For the third quarter of 2017, we reported $8.7 million in total capital expenditures, $6.8 million of which was in our Southeast terminals segment associated with our Collins terminal expansion. As of September 30, 2017, remaining expenditures for approved projects are estimated to be approximately $15 million. Approved expenditures primarily include the remaining construction costs associated with the expansion at our Collins terminal, as further discussed above. We expect to fund our investment and expansion expenditures with additional borrowings under our revolving credit facility.
The Partnership previously announced that it declared a distribution of $0.755 per unit for the period from July 1, 2017 through September 30, 2017. This $0.015 increase over the previous quarter reflects the eighth consecutive increase in the distribution and represents annual growth of 7.9% over the prior year third quarter. This distribution was paid on October 31, 2017 to unitholders of record on October 23, 2017.

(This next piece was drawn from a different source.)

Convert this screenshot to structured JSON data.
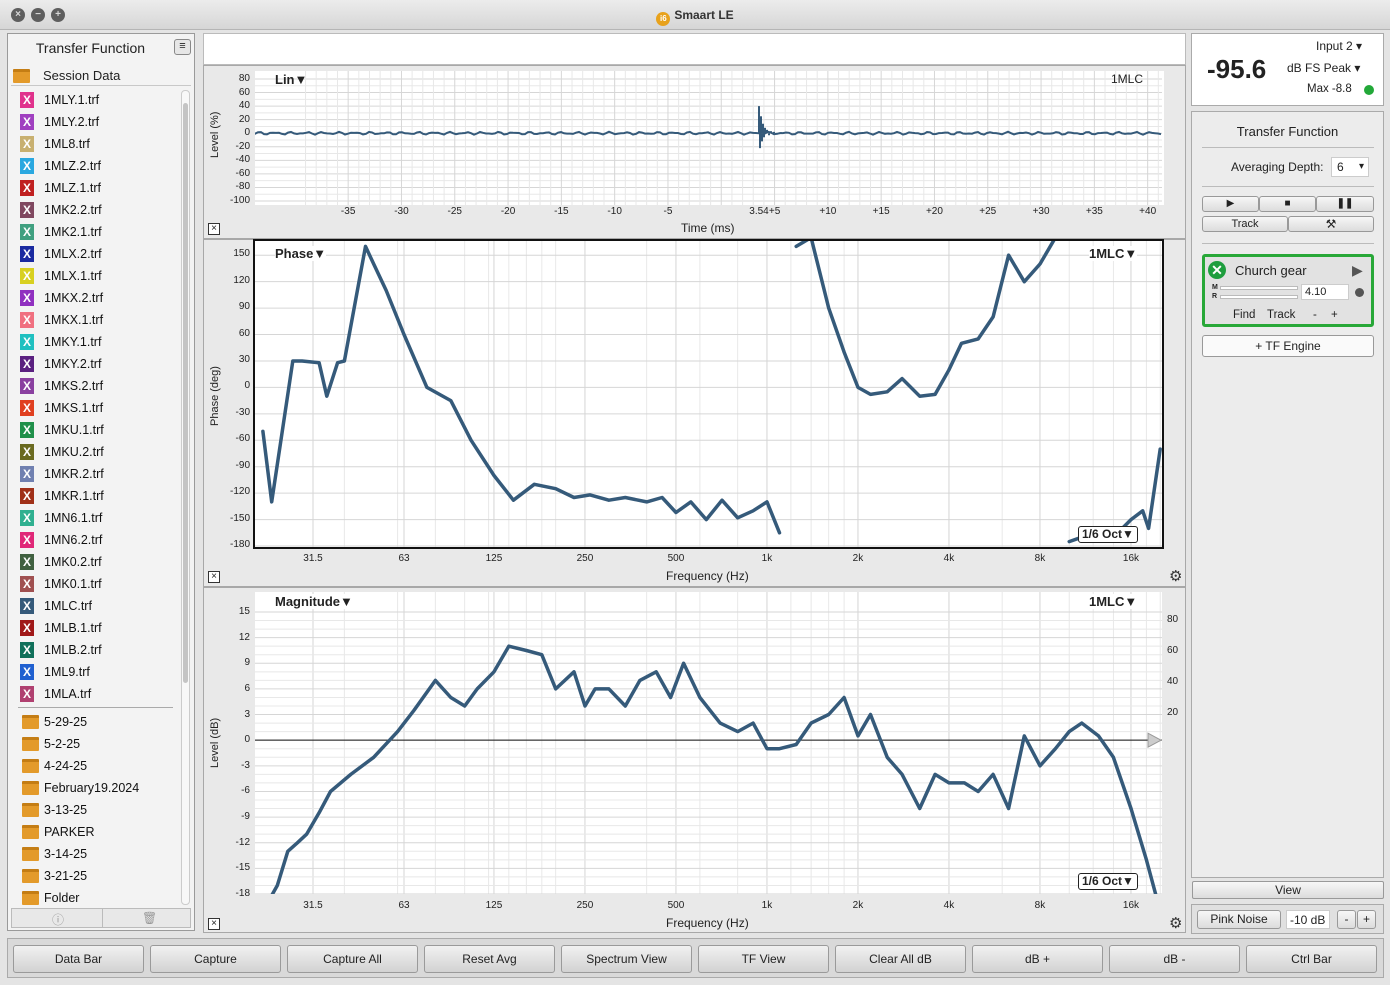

ABOUT TRANSMONTAIGNE PARTNERS L.P.
TransMontaigne Partners L.P. is a terminaling and transportation company based in Denver, Colorado with operations in the United States along the Gulf Coast, in the Midwest, in Houston and Brownsville, Texas, along the Mississippi and Ohio Rivers and in the Southeast. We provide integrated terminaling, storage, transportation and related services for customers engaged in the distribution and marketing of light refined petroleum products, heavy refined petroleum products, crude oil, chemicals, fertilizers and other liquid products. Light refined products include gasolines, diesel fuels, heating oil and jet fuels. Heavy refined products include residual fuel oils and asphalt. We do not purchase or market products that we handle or transport. News and additional information about TransMontaigne Partners L.P. is available on our website: www.transmontaignepartners.com.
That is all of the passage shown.